I will grant that I have a very loose, extremely pliable system for deciding whether or not I am “on time” for all sorts of activities, most notably, work. I use this system to justify my internal argument that “oh, I’m still on time,” knowing full well that if the facts were presented to any other reasonable person, I would most likely not be judged so.

Let’s begin by using today as an example:
I have a meeting at 1 o’clock, so I decided I would go to lunch at 11:30, giving myself a little time back at my desk before said meeting. An Outlook reminder went off and told me to go to lunch right at 11:30.


I was finishing an email and this took me until 11:32. Since it was past 11:30, the “time I left,” automatically gets rounded up to the next 5-minute mark (similarly, “leaving at 11:30” would constitute any time between 11:26 and 11:30).


Now the beautiful part here is that by leaving 2 minutes later, I actually bought myself an extra 8 minutes. Because, in addition to the 5-Minute Round Up, under this system a person is always on time if they arrive within 5 minutes of the scheduled time. Therefore, I could get back to work at 12:40 and still be “on time.” This also allows me to make it in to work by about 7:50 each morning and yes, still completely “on time.”


The inherent fallacy of our timekeeping instruments can also be a benefit under this system. You see, the big clock on the wall in our office, by which I will always measure my punctuality, is about 3 minutes behind my computer clock, phone, etc. So, at 11:40 on my watch, it will only be 11:37 on the wall. You’d think this would just help me to be a little “early” on my return, but that’s not the case. A determination of 11:40 means 11:40 by whichever clock will give you the most favorable measurement. So, if I don’t have to be back until 12:40 on the wall clock, that means 12:43 by my watch. And, since :43 is past :40, you guessed it—the 5-Minute Rule. I “left” at 11:45, and back in 60 minutes-plus.

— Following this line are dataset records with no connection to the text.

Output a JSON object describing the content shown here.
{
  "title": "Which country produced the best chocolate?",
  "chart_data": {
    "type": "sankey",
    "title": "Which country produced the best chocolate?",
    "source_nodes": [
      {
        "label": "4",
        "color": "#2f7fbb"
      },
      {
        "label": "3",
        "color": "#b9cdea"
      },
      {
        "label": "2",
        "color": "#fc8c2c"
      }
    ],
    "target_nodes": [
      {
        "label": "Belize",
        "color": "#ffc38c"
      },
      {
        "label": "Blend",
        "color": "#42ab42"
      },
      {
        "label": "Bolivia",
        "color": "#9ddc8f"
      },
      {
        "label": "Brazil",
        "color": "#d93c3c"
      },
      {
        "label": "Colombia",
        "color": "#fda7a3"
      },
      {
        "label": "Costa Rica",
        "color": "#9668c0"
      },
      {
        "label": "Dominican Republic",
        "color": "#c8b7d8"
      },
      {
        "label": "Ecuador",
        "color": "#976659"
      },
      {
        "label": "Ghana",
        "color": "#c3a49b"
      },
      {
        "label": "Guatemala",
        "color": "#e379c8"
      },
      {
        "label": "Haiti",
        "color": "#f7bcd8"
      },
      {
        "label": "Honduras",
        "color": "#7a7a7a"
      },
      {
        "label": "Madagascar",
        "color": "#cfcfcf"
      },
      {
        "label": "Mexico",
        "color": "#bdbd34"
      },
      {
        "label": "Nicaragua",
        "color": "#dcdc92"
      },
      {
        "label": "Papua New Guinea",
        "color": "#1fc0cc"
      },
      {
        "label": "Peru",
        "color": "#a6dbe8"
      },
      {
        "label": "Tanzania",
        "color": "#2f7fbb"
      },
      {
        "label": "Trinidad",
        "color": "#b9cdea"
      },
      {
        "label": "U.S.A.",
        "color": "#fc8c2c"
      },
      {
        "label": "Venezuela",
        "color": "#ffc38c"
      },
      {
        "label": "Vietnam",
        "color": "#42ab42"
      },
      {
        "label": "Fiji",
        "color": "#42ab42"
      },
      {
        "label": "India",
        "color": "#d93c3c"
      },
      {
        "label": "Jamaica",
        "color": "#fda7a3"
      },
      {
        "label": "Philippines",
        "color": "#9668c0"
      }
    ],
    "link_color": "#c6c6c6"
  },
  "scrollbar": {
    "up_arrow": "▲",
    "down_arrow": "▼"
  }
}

So I walked out the door at 11:33, and through some very simple and illogical reasoning, I bought myself an extra 12 minutes for my 60-minute lunch. And, 12 minutes just happens to be the same amount of time it takes me to walk home. Please feel free to exploit this system whenever you need to, and if necessary, even brand it as your own. It’s highly effective in an environment where no “clock punching” actually happens. It has been my experience, though, that a timeclock is not as forgiving as a confused supervisor.